In the scenes of Daniel Malan and Ian Smith I was particularly taken aback by the boldness of the oppressor. Something Molosi picks up on in the second play where he mentions three Africans who are humiliated by their white captors – Ota Benga, Saartjie Baartman (displayed for her large buttocks) and El Negro Banyoles (stuffed and displayed like a wild animal). I cannot help but imagine the impunity those before had to endure.
There is a focus on the relationship between Sir Seretse Khama and Ruth, it’s funny, but their conversation about Pula (rain), the flag of the yet to be born nation informs an outsider about the meaning behind the nation’s symbols.
“The color of prosperity in my mind is blue. Water. Rain. Good harvest.”
“Well, spirits have no color. Or maybe just blue.”
“…though we may appear black or white, we are all blue.”
It’s a short narrative but well packed! Themes of identity and race are heavy in the first play but I believe the most important is Molosi’s tribute to the founding father of the nation of Botswana.
The second play “Motswana: Africa, Dream Again” has a good fill of humour (and Ugandanness :)) That being said, it is not a light narrative. It comes after a quote by Taiye Selasi:
“How can I come from a nation? How can a human being come from a concept?”
The play is mostly conversation between Papa and Mama, and the soliloquies of Boemo their son who is constantly defining his identity and its being shared between Botswana and Africa. There’s an exchange between Sir Seretse Khama and his Uncle Shekedi, a voicing by two spirits – Chaminuka and Nehanda, and a speech from Philly Bongole Lutaaya.

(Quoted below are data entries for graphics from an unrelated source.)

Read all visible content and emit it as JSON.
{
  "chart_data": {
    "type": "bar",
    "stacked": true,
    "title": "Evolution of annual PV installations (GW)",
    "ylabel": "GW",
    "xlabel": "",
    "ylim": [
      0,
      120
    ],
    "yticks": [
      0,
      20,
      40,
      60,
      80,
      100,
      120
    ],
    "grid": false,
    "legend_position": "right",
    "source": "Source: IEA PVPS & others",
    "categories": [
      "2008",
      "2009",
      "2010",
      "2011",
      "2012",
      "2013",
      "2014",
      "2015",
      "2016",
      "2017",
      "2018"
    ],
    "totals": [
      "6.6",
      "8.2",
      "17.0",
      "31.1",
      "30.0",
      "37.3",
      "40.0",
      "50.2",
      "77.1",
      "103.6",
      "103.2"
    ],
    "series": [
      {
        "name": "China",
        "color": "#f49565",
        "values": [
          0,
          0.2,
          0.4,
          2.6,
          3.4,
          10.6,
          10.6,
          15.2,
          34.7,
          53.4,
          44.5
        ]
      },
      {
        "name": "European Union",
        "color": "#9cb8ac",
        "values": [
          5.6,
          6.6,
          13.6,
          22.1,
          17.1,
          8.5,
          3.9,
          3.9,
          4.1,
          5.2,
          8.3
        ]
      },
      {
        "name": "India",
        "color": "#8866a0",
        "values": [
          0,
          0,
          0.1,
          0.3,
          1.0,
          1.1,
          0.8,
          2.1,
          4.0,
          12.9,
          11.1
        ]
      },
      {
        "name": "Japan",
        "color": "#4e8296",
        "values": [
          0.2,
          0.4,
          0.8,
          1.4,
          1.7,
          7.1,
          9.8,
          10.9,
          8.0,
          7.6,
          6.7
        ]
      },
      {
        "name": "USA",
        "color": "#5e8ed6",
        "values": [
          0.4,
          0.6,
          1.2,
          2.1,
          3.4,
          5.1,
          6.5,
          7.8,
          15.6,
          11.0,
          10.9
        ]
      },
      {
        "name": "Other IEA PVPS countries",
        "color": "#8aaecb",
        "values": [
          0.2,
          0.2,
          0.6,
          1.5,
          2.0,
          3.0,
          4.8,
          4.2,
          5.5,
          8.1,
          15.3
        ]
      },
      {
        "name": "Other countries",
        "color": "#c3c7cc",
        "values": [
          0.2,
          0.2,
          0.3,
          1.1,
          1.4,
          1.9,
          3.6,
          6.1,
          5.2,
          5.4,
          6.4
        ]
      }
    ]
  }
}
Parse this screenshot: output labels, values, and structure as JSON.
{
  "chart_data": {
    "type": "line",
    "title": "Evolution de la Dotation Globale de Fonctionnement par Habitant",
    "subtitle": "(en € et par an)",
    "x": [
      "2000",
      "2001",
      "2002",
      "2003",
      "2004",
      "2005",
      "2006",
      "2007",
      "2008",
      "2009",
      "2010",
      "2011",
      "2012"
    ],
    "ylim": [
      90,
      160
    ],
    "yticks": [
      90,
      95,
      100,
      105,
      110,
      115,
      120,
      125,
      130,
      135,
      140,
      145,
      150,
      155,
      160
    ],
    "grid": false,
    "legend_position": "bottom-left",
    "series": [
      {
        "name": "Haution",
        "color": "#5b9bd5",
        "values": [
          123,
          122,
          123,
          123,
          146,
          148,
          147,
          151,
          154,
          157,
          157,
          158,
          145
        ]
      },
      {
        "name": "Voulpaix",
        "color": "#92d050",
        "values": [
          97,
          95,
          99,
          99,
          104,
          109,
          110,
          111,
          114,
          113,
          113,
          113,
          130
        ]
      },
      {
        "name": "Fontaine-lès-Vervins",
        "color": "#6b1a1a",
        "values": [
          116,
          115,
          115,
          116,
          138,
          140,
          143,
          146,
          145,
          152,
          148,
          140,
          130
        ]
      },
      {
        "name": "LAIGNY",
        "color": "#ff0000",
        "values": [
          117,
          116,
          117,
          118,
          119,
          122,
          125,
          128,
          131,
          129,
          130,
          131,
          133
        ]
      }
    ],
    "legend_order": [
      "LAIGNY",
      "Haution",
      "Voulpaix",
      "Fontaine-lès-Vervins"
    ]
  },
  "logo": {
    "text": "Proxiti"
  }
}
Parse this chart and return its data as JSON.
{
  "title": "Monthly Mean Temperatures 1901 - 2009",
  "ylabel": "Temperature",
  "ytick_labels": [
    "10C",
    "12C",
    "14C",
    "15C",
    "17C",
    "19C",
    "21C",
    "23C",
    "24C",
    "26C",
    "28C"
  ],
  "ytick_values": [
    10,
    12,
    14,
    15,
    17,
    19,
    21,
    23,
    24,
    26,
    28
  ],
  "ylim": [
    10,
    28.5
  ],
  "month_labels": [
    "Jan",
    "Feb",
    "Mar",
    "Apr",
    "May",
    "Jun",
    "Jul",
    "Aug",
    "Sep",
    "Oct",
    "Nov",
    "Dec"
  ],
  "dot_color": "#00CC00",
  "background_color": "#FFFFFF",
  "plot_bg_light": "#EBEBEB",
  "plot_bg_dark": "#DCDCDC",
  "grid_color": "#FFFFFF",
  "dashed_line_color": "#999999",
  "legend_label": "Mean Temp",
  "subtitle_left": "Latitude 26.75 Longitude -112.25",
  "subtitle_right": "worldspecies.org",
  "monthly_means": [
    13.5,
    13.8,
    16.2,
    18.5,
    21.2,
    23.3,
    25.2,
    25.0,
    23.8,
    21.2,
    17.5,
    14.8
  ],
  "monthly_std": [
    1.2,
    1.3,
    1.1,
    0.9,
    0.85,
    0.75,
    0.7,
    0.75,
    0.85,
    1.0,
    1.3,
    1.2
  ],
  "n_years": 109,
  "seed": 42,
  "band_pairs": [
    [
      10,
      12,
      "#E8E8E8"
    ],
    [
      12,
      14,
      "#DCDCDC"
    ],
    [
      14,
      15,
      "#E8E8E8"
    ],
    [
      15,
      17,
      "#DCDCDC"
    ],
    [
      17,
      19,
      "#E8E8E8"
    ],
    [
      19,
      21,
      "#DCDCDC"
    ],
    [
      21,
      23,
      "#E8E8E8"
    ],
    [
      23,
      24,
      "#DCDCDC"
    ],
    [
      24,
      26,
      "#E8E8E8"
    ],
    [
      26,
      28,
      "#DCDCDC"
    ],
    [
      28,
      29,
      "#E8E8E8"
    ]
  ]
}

The initial tension is this tribal-post-tribal narrative that has bound Boemo’s mind. While Papa seems to be against it, Mama understands it and as the story grows, it is made clearer as the actions of the colonialist are questioned. The African’s identity is looked at as being borderless, and that whatever borders exists were imposed by those who treated Africa as cake on a plate.
Molosi’s portrayal of Batswana is that of a people that can reason, who are not obstinate about their ways. While the first play addresses very tribal matters, the second goes beyond.
I have to comment about the shared history between Botswana and Uganda. Of course my stomach warms up whenever I read my own language in a foreign book. There’s a lot of Luganda in Molosi’s book and even a scene by one of our heroes – Philly Bongole Lutaaya. I appreciate the knowledge that this man was at a time a shared beacon of strength and hope not only at home but outside home in Botswana whose HIV rates have been problematic as ours were. It stresses the title of the book – “We Are All Blue”, and as Ruth states, “though we may appear black and white, we are all blue.” We have shared histories, shared emotions, shared visions and obstacles.
Molosi is that young man at the beginning of “Blue, Black and White” who brings his father back from the dead. Perhaps we are not different and should not struggle that much to be different, perhaps, especially in Africa, we have the same heritage and should struggle to strengthen it rather than destroy it!
If there’s one thing I desire after reading this book, is to see its plays being performed here. After all, I am also blue!
I am coming to quite love the themes of the books by The Mantle. Identity is perhaps one of the most important things for humanity and they seem to share thoughts on this from everywhere. I first saw this in “Gambit:Newer African Writing” and now in Donald Molosi’s play.